Concert

IDOMENO, RE DI CRETA K. 366

Quand il reçu la commande au milieu de l’année 1780, d’un grand opéra pour le prochain carnaval de Munich, on peut supposer que Mozart entrevit l’occasion de mettre à profit de façon éclatante le fruit de sa propre expérience de compositeur lyrique : auteur à 24 ans d’une douzaine d’opéras, il rongeait son frein depuis Il Re Pastore en 1775. En outre, il était riche de ses découvertes récentes temps à Mannheim où les mélodrames de Benda bouleversèrent sa conception du récitatif, qu’à Paris où Gluck accomplissait une véritable révolution. Il dévorait aussi livrets et partitions.

Idoménée n’est pas tant un drame qui finit bien qu’un enchaînement de péripéties menant à la victoire de la lumière et de la raison sur les passions obscures et la rage destructrice. Elettra est toujours en opposition aux autres personnages mais « Idol Mio » au deuxième acte est un espace de beauté absolue où la lumière du personnage se révèle. On trouve cela dans tous les opéras de Mozart. Il ne juge pas les défauts ; il s’identifie à certains aspects. J’ai toujours été frappé de la bienveillance de Mozart à l’égard du genre humain.
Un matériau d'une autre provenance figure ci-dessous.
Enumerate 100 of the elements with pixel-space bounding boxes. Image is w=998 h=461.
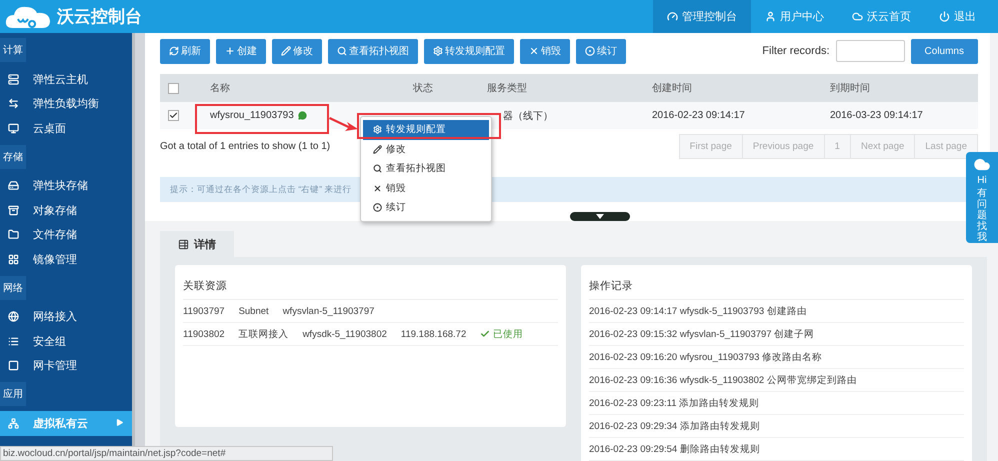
toolbar-button[interactable]: 销毁 (520, 38, 570, 64)
toolbar-button[interactable]: 续订 (576, 38, 626, 64)
sidebar-item[interactable]: 文件存储 (0, 222, 132, 247)
gear-icon (433, 46, 443, 56)
cloud-icon (852, 11, 863, 22)
column-header: 服务类型 (486, 82, 528, 95)
pencil-icon (373, 144, 382, 154)
hint-text: 提示：可通过在各个资源上点击 “右键” 来进行 (170, 184, 352, 196)
filter-label: Filter records: (762, 45, 830, 57)
columns-button[interactable]: Columns (910, 38, 978, 64)
tab[interactable]: 详情 (160, 231, 234, 257)
collapse-handle[interactable] (570, 212, 630, 221)
menu-item[interactable]: 转发规则配置 (363, 120, 489, 140)
link-url-tooltip: biz.wocloud.cn/portal/jsp/maintain/net.jsp?code=net# (0, 446, 333, 461)
log-entry: 2016-02-23 09:23:11 添加路由转发规则 (589, 396, 760, 410)
page-link[interactable]: Previous page (742, 135, 824, 158)
sidebar-item[interactable]: 网络接入 (0, 304, 132, 329)
menu-item[interactable]: 销毁 (363, 178, 489, 198)
sidebar-item[interactable]: 弹性块存储 (0, 174, 132, 198)
section-title: 应用 (0, 382, 26, 406)
folder-icon (8, 229, 19, 240)
close-icon (529, 46, 539, 56)
nav-link[interactable]: 管理控制台 (653, 0, 751, 33)
drive-icon (8, 180, 19, 192)
resource-cell: wfysdk-5_11903802 (302, 328, 387, 340)
section-title: 存储 (0, 144, 26, 168)
log-entry: 2016-02-23 09:15:32 wfysvlan-5_11903797 创建子网 (589, 328, 814, 340)
check-icon (480, 329, 490, 339)
sidebar-item[interactable]: 虚拟私有云 (0, 411, 132, 436)
table-cell: 2016-03-23 09:14:17 (830, 110, 923, 121)
checkbox[interactable] (168, 82, 179, 94)
network-icon (8, 418, 19, 429)
page-link[interactable]: 1 (824, 135, 850, 158)
globe-icon (8, 311, 19, 322)
widget-greeting: Hi (977, 175, 987, 186)
toolbar-button[interactable]: 查看拓扑视图 (328, 38, 418, 64)
log-entry: 2016-02-23 09:14:17 wfysdk-5_11903793 创建路由 (589, 304, 807, 318)
circle-icon (585, 46, 595, 56)
resource-cell: wfysvlan-5_11903797 (282, 306, 374, 316)
column-header: 创建时间 (651, 82, 693, 95)
toolbar-button[interactable]: 修改 (272, 38, 322, 64)
toolbar-button[interactable]: 刷新 (160, 38, 210, 64)
resource-cell: 11903802 (183, 328, 225, 340)
arrows-icon (8, 98, 19, 110)
log-entry: 2016-02-23 09:16:20 wfysrou_11903793 修改路由名称 (589, 350, 822, 364)
panel-title: 操作记录 (589, 273, 964, 300)
sidebar-item[interactable]: 云桌面 (0, 116, 132, 140)
search-icon (373, 164, 382, 174)
nav-link[interactable]: 沃云首页 (838, 0, 925, 33)
pencil-icon (281, 46, 291, 56)
annotation-arrow (329, 115, 359, 133)
nav-link[interactable]: 用户中心 (751, 0, 838, 33)
grid-icon (8, 254, 19, 265)
checkbox[interactable] (168, 110, 179, 121)
section-title: 网络 (0, 276, 26, 300)
log-entry: 2016-02-23 09:29:34 添加路由转发规则 (589, 420, 760, 432)
power-icon (939, 11, 950, 22)
app-title: 沃云控制台 (57, 6, 142, 28)
nav-link[interactable]: 退出 (925, 0, 990, 33)
sidebar-item[interactable]: 镜像管理 (0, 247, 132, 272)
toolbar-button[interactable]: 创建 (216, 38, 266, 64)
section-title: 计算 (0, 38, 26, 62)
sidebar-item[interactable]: 安全组 (0, 329, 132, 354)
sidebar-item[interactable]: 弹性负载均衡 (0, 92, 132, 116)
entries-summary: Got a total of 1 entries to show (1 to 1) (160, 141, 330, 152)
table-cell: wfysrou_11903793 (210, 110, 294, 121)
column-header: 到期时间 (829, 82, 871, 95)
page-link[interactable]: Next page (850, 135, 914, 158)
gear-icon (373, 125, 382, 134)
resource-cell: 互联网接入 (238, 328, 289, 340)
refresh-icon (169, 46, 179, 56)
menu-item[interactable]: 查看拓扑视图 (363, 159, 489, 178)
widget-text: 有问题找我 (977, 188, 987, 243)
status-label: 已使用 (480, 328, 524, 340)
caret-icon (115, 418, 124, 427)
search-icon (337, 46, 347, 56)
circle-icon (373, 203, 382, 212)
square-icon (8, 360, 19, 372)
column-header: 状态 (412, 82, 434, 95)
monitor-icon (8, 122, 19, 134)
help-widget[interactable]: Hi 有问题找我 (966, 152, 998, 243)
gauge-icon (667, 11, 678, 22)
server-icon (8, 74, 19, 85)
menu-item[interactable]: 续订 (363, 198, 489, 218)
sidebar-item[interactable]: 网卡管理 (0, 354, 132, 378)
filter-field[interactable] (836, 40, 905, 62)
sidebar-item[interactable]: 对象存储 (0, 198, 132, 222)
log-entry: 2016-02-23 09:29:54 删除路由转发规则 (589, 442, 760, 456)
page-link[interactable]: First page (680, 135, 742, 158)
list-icon (178, 238, 189, 250)
plus-icon (225, 46, 235, 56)
archive-icon (8, 204, 19, 216)
menu-item[interactable]: 修改 (363, 140, 489, 159)
resource-cell: 119.188.168.72 (400, 328, 466, 340)
cloud-icon (973, 156, 991, 173)
toolbar-button[interactable]: 转发规则配置 (424, 38, 514, 64)
sidebar-item[interactable]: 弹性云主机 (0, 67, 132, 92)
panel-title: 关联资源 (183, 273, 558, 300)
column-header: 名称 (209, 82, 231, 95)
table-cell: 2016-02-23 09:14:17 (652, 110, 745, 121)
Il y a toujours place pour le positif.

Le caractère novateur d’Idoménée que l’on peut associer à un geste révolutionnaire ne résulte pas d’un parti pris de départ ; ce que nous appelons sa modernité est en fait liée à une nécessité de compositeur: c’est par des subtilités harmoniques et rythmiques qu’il caractérise ses personnages.

 

Ainsi, Elettra étant une figure dramatique, Mozart aura recours pour la cerner à une écriture plus riche avec des oppositions dynamiques, des accents sur les temps faibles. C’est nouveau mais les intuitions de Mozart sont souvent liées au théâtre il les transcende. La où un autre compositeur aurait plutôt privilégié l’élément de surprise, il utilise, par exemple l’alternance forte/piano pour articuler la forme du texte musical de l’aria « tutte nel cor vi sento » au premier acte. Ce qui pourrait n’être que descriptif devient organique.

À la différence de Joseph Haydn qui initie les formes classiques sur lesquelles nous vivons encore, Mozart, comme Bach m’apparaît comme un esprit synthétique. Il amalgame les tendances éparses, parfois contradictoires, et s’approprie tout ce qui existe à son époque. C’est de cette façon qu’il innove. Ainsi sans renier le modèle italien de l’opéra séria complètement « digéré », Idoménée intègre l’héritage de la tragédie lyrique française bien au-delà de l’Idoménée de Campra avec ses tempêtes et ses effets spectaculaires. Quand Mozart écrivit à son père, au moment où il renonça à la reprise envisagée à Vienne que, s’il avait pu remanier son œuvre, il l’eût fait de manière à la rendre plus « française », je pense que c’était en référence à l’aspect spectaculaire, à l’importance considérable des chœurs et à l’esprit de la danse.

Idoménée est aussi, pour l’audace de l’écriture orchestrale, le fruit de la rencontre de Mozart avec les musiciens de Mannheim. C’est peut-être pour cela qu’il n’a pas poursuivi dans cette voie. Il y a des choses qu’on ne peut pas refaire. Je suis fasciné par cet opéra. Par exemple par la présence sous-jacente de Neptune incarné par l’orchestre dans l’ouverture ou par le fondu enchaîné entre l’air d’Elettra et la tempête. Je ne peux m’empêcher de voir dans cette œuvre un geste singulier, abouti et sans descendance.